Nada a ver com Hamlet contracenando com Polônio no salão do Palácio Real de Elsinore: “Words... words...words...” Este é somente um breve comentário sobre a palavra como instrumento de comunicação entre as pessoas.

Há um paradoxo nesse nosso tempo de interlocução instantânea, quando até antípodas se conectam em tempo real. Nos dias de hoje, mais do que nunca os seres humanos sentem-se inibidos de falar presencialmente, ou seja, diretamente uns com os outros, sem a intermediação de um celular ou outra dessas maravilhosas geringonças eletrônicas, que não consigo (nem desejo) dominar. Preferem o artifício das mensagens, espremidas em caracteres racionados e palavras abreviadas, resultando em uma linguagem cifrada e quase ininteligível, ao menos para mim.

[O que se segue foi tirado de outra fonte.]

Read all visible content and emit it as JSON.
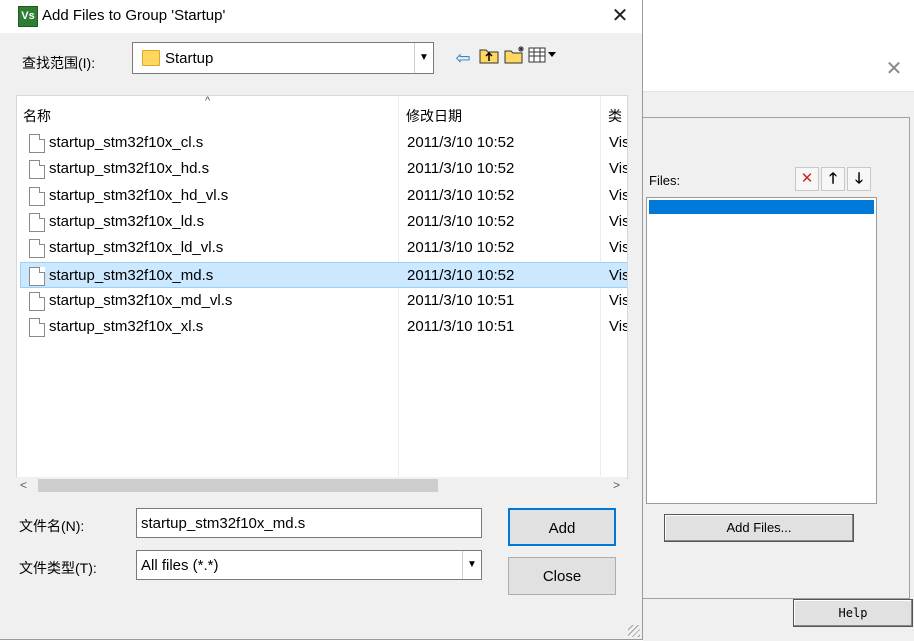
{
  "main_dialog": {
    "title": "Add Files to Group 'Startup'",
    "app_icon": "Vs",
    "close_glyph": "✕",
    "lookin_label": "查找范围(I):",
    "lookin_value": "Startup",
    "columns": {
      "name": "名称",
      "modified": "修改日期",
      "type": "类"
    },
    "files": [
      {
        "name": "startup_stm32f10x_cl.s",
        "modified": "2011/3/10 10:52",
        "type": "Vis"
      },
      {
        "name": "startup_stm32f10x_hd.s",
        "modified": "2011/3/10 10:52",
        "type": "Vis"
      },
      {
        "name": "startup_stm32f10x_hd_vl.s",
        "modified": "2011/3/10 10:52",
        "type": "Vis"
      },
      {
        "name": "startup_stm32f10x_ld.s",
        "modified": "2011/3/10 10:52",
        "type": "Vis"
      },
      {
        "name": "startup_stm32f10x_ld_vl.s",
        "modified": "2011/3/10 10:52",
        "type": "Vis"
      },
      {
        "name": "startup_stm32f10x_md.s",
        "modified": "2011/3/10 10:52",
        "type": "Vis"
      },
      {
        "name": "startup_stm32f10x_md_vl.s",
        "modified": "2011/3/10 10:51",
        "type": "Vis"
      },
      {
        "name": "startup_stm32f10x_xl.s",
        "modified": "2011/3/10 10:51",
        "type": "Vis"
      }
    ],
    "selected_file_index": 5,
    "filename_label": "文件名(N):",
    "filename_value": "startup_stm32f10x_md.s",
    "filetype_label": "文件类型(T):",
    "filetype_value": "All files (*.*)",
    "add_button": "Add",
    "close_button": "Close"
  },
  "background_dialog": {
    "files_label": "Files:",
    "add_files_button": "Add Files...",
    "help_button": "Help",
    "close_glyph": "✕"
  },
  "icons": {
    "back": "back-arrow-icon",
    "up": "up-folder-icon",
    "new_folder": "new-folder-icon",
    "view_menu": "view-menu-icon",
    "delete": "delete-x-icon",
    "move_up": "move-up-icon",
    "move_down": "move-down-icon"
  },
  "colors": {
    "selection": "#cce8ff",
    "accent": "#0078d7",
    "folder": "#ffd761",
    "app_icon": "#2e7d32",
    "delete_icon": "#c62828"
  }
}
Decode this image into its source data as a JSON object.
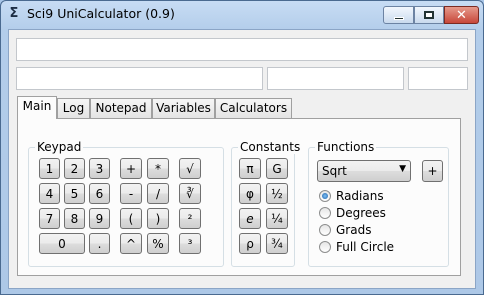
{
  "window": {
    "title": "Sci9 UniCalculator (0.9)",
    "icon": "sigma-app-icon",
    "controls": {
      "minimize": "",
      "maximize": "",
      "close": "✕"
    }
  },
  "display": {
    "main_value": "",
    "field_a": "",
    "field_b": "",
    "field_c": ""
  },
  "tabs": [
    {
      "label": "Main",
      "active": true
    },
    {
      "label": "Log",
      "active": false
    },
    {
      "label": "Notepad",
      "active": false
    },
    {
      "label": "Variables",
      "active": false
    },
    {
      "label": "Calculators",
      "active": false
    }
  ],
  "keypad": {
    "title": "Keypad",
    "digits": [
      "1",
      "2",
      "3",
      "4",
      "5",
      "6",
      "7",
      "8",
      "9",
      "0",
      "."
    ],
    "operators": [
      "+",
      "*",
      "-",
      "/",
      "(",
      ")",
      "^",
      "%"
    ],
    "functions": [
      "√",
      "∛",
      "²",
      "³"
    ]
  },
  "constants": {
    "title": "Constants",
    "items": [
      "π",
      "G",
      "φ",
      "½",
      "e",
      "¼",
      "ρ",
      "¾"
    ]
  },
  "functions": {
    "title": "Functions",
    "selected": "Sqrt",
    "add_label": "+",
    "angle_modes": [
      {
        "label": "Radians",
        "checked": true
      },
      {
        "label": "Degrees",
        "checked": false
      },
      {
        "label": "Grads",
        "checked": false
      },
      {
        "label": "Full Circle",
        "checked": false
      }
    ]
  }
}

Até declarações de amor – que requeriam vocabulário florido e redação caprichada - ficam reduzidas a meias frases e meios vocábulos: “Krda t kro mto T amo bjs”.  É isso aí!

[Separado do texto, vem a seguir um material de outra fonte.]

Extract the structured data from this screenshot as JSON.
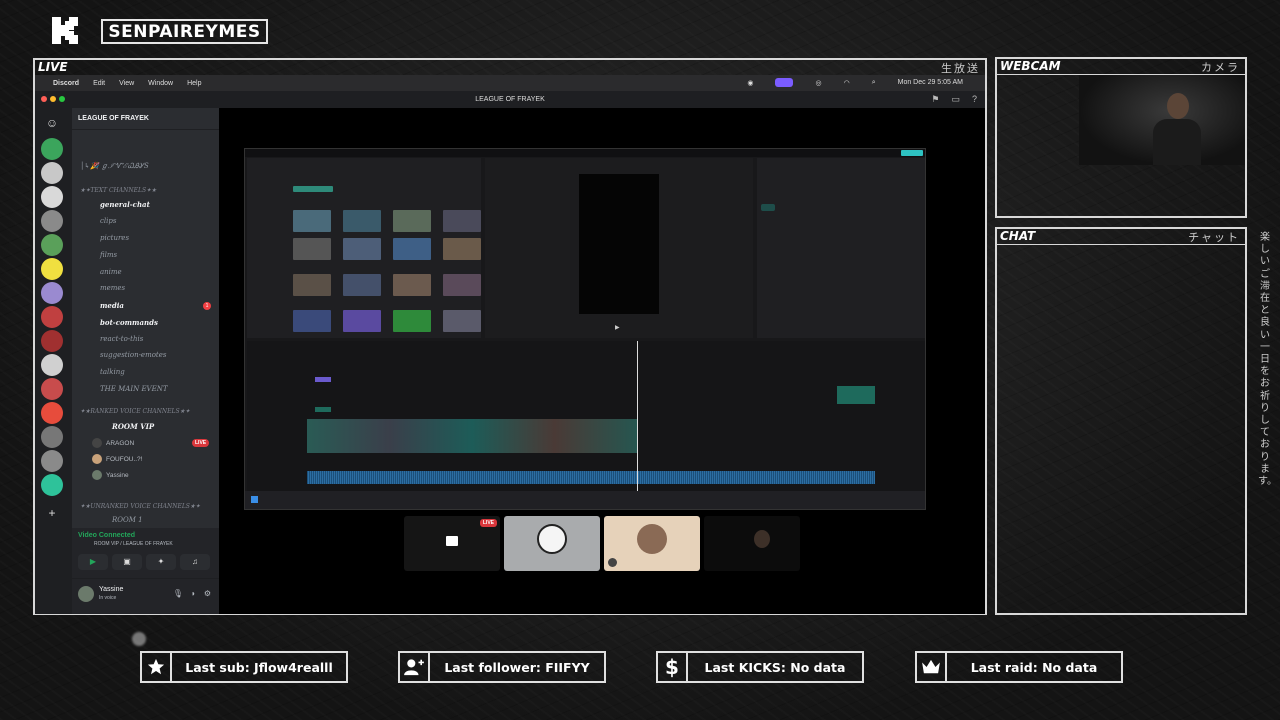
{
  "overlay": {
    "channel_name": "SENPAIREYMES",
    "live_label": "LIVE",
    "live_jp": "生放送",
    "webcam_label": "WEBCAM",
    "webcam_jp": "カメラ",
    "chat_label": "CHAT",
    "chat_jp": "チャット",
    "vertical_jp": "楽しいご滞在と良い一日をお祈りしております。"
  },
  "mac_menubar": {
    "items": [
      "Discord",
      "Edit",
      "View",
      "Window",
      "Help"
    ],
    "clock": "Mon Dec 29  5:05 AM"
  },
  "discord": {
    "window_title": "LEAGUE OF FRAYEK",
    "guild_name": "LEAGUE OF FRAYEK",
    "channels": [
      {
        "name": "giveaways",
        "label": "│↳🎉 ℊℐᏉℰᏇᎯᎽЅ"
      },
      {
        "name": "text-category",
        "label": "★✦TEXT CHANNELS✦★"
      },
      {
        "name": "general-chat",
        "label": "general-chat"
      },
      {
        "name": "clips",
        "label": "clips"
      },
      {
        "name": "pictures",
        "label": "pictures"
      },
      {
        "name": "films",
        "label": "films"
      },
      {
        "name": "anime",
        "label": "anime"
      },
      {
        "name": "memes",
        "label": "memes"
      },
      {
        "name": "media",
        "label": "media"
      },
      {
        "name": "bot-commands",
        "label": "bot-commands"
      },
      {
        "name": "react-to-this",
        "label": "react-to-this"
      },
      {
        "name": "suggestion-emotes",
        "label": "suggestion-emotes"
      },
      {
        "name": "talking",
        "label": "talking"
      },
      {
        "name": "main-event",
        "label": "THE MAIN EVENT"
      },
      {
        "name": "ranked-category",
        "label": "✦★RANKED VOICE CHANNELS★✦"
      },
      {
        "name": "room-vip",
        "label": "ROOM VIP"
      },
      {
        "name": "unranked-category",
        "label": "✦★UNRANKED VOICE CHANNELS★✦"
      },
      {
        "name": "room-1",
        "label": "ROOM 1"
      }
    ],
    "media_mentions": "1",
    "voice_users": [
      {
        "name": "ARAGON",
        "live": "LIVE"
      },
      {
        "name": "FOUFOU..?!"
      },
      {
        "name": "Yassine"
      }
    ],
    "voice_status": "Video Connected",
    "voice_location": "ROOM VIP / LEAGUE OF FRAYEK",
    "user_name": "Yassine",
    "user_status": "In voice"
  },
  "call_tiles": {
    "live_badge": "LIVE"
  },
  "stats": {
    "last_sub": "Last sub: Jflow4realll",
    "last_follower": "Last follower: FIIFYY",
    "last_kicks": "Last KICKS: No data",
    "last_raid": "Last raid: No data"
  },
  "colors": {
    "frame": "#d8d8d8",
    "discord_bg": "#2b2d31",
    "voice_green": "#23a55a",
    "live_red": "#da373c"
  }
}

Houve um tempo em que predominava a chamada caturrice gramatical, quando as pessoas se esmeravam em escrever e falar de maneira absolutamente correta,  sendo respeitadas todas as regras da concordância e da regência, assim como a perfeita conjugação dos verbos e a exata colocação dos pronomes. O exemplo clássico  - e ridículo – é do ex- professor de Português, Jânio Quadros ao justificar-se por ter feito algo inusitado: “Fi-lo porque qui-lo”.

Não faz muito tempo ganhou espaço a polêmica sobre o ensino da língua portuguesa. Em um livro didático, condenava-se o “preconceito linguístico” contra palavras e expressões erradas, do ponto de vista das arcaicas (?) regras da gramática; de onde tudo seria aceitável, desde que a mensagem fosse inteligível.  Comentou-se o assunto à exaustão, mas depois foi esquecido. Outro tema de viés sensacionalista passou à ordem do dia, na sequência ininterrupta do novo, do estranho, do bizarro e do violento que compõem a pauta da mídia cotidiana.

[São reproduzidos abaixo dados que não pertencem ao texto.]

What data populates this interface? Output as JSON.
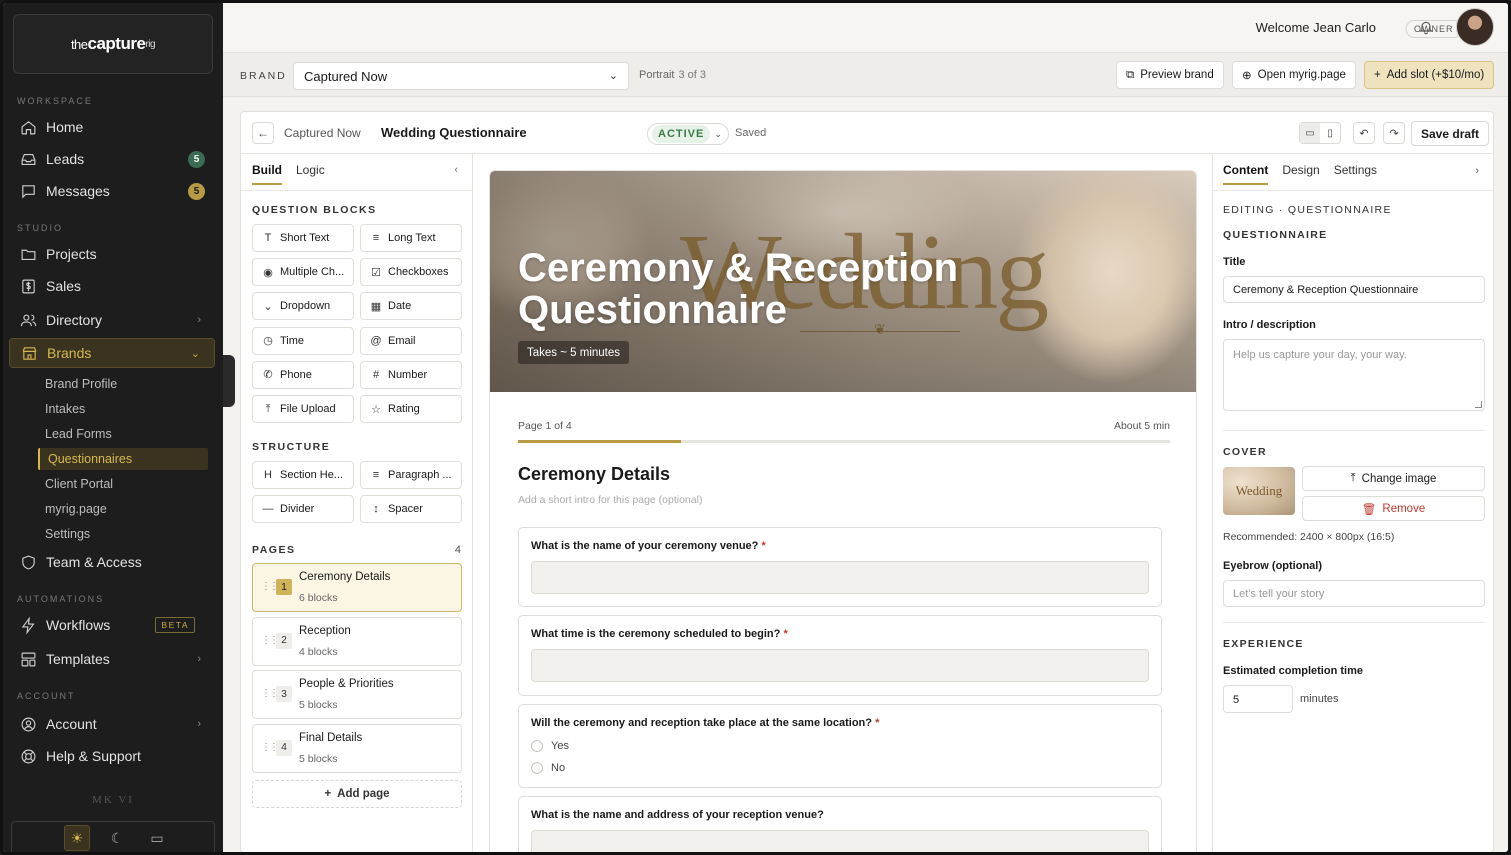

Enquanto isso, só tem piorado o ensino do Português nas escolas. Fico penalizada de ver o quanto ele é deficiente, em todos os níveis de escolaridade. Isso a despeito de o domínio da língua pátria ser condição primeira para a cidadania. Fernando Pessoa – no Livro do Desassossego - confessa que, desde que não mexessem com ele próprio, não se importaria caso Portugal fosse invadido. O que justifica, afirmando: “Minha pátria é a língua portuguesa.” 

Certo é que nosso belíssimo idioma é difícil, cheio de sutilezas e de armadilhas; mesmo os mais tarimbados cometem deslizes ao manejá-lo. Ao cidadão comum, entretanto, faz-se necessário conhecê-lo e exercitá-lo bem, ao menos no que ele tem de essencial. Estilo, figuras de linguagem, vocabulário erudito – tais requintes ficam para escritores e literatos, dentre os quais alguns estão a escrever mal, muito mal.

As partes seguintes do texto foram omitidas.